Puluhan Warga Desa Padang & Pasiran Demo Mapolres Langkat

INIMEDAN – Stabat -Menuntut agar tiga oknum penyidik Polres Langkat, Brigadir Nicoly Tarigan, Aiptu Suman Ginting dan Ipda Maraganti Panggabean, SH, M.Hum dicopot dari jabatannya. Puluhan warga Desa Padang dan Pasiran Kecamatan Gebang Kabupaten Langkat, menggelar aksi unjukrasa ke Mapolres Langkat, Rabu (27/1).

Tuntutan pencopotan terhadap ketiga penyidik Polres Langkat itu, ditengarai ketiganya telah bertindak tidak jujur dan tidak professional dalam menjalankan tugas dan fungsinya, terkait proses penyidikan Laporan Polisi No.710/XI/2014/SU/LKT tanggal 14 November 2014 dan perkara pidana No.73/Pid.B/2015/PN.Stb.

Bacaan Lainnya

Dalam aksi unjukrasa itu Selain berorasi, mereka juga membentangkan spanduk dan poster, mengecam sikap dan tingkah laku ketiga oknum Polisi tersebut.

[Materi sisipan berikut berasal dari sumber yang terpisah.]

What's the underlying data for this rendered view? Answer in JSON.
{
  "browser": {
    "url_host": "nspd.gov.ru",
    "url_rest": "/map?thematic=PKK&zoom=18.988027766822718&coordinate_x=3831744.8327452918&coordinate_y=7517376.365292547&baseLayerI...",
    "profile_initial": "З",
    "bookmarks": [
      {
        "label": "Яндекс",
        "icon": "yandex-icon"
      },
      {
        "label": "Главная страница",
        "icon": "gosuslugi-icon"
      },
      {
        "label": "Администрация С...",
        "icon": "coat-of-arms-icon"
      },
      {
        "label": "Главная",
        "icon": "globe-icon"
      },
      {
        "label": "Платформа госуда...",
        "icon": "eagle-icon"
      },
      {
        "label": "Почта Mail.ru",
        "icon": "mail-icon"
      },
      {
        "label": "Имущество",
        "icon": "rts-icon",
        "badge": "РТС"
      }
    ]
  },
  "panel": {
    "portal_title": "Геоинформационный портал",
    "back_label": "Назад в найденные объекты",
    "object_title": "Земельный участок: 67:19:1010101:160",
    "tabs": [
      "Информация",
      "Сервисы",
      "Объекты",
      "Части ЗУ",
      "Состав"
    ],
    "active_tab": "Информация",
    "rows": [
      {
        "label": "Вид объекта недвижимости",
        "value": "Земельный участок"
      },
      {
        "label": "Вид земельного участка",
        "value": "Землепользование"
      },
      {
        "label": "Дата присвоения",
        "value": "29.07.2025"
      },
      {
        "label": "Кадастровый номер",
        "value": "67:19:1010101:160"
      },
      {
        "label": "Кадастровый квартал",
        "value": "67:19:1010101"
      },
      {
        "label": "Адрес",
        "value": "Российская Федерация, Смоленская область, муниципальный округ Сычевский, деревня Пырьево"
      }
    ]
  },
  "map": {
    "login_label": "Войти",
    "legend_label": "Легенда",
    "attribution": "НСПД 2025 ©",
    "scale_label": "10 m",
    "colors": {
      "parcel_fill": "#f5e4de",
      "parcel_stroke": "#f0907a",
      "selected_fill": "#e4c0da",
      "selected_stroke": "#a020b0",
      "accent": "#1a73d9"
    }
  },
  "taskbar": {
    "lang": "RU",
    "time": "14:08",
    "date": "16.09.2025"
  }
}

Pengunjukrasa mengecam persekongkolan aparat penegak hukum (Polisi, Jaksa dan Hakim) dalam penyelesaian perkara tersebut. Dalam orasinya, para pengunjuk rasa, yang dipimpin oleh Surapati Surbakti menegaskan antara lain, bahwa selama masyarakat yang mengikuti jalannya persidangan dalam perkara tersebut, banyak ditemui banyak kejanggalan, diantaranya terkait dengan nama pelapor yang membuat laporan di Polres Langkat, ternyata baru diketahui setelah Jaksa melakukan pembacaan perkara dakwaan.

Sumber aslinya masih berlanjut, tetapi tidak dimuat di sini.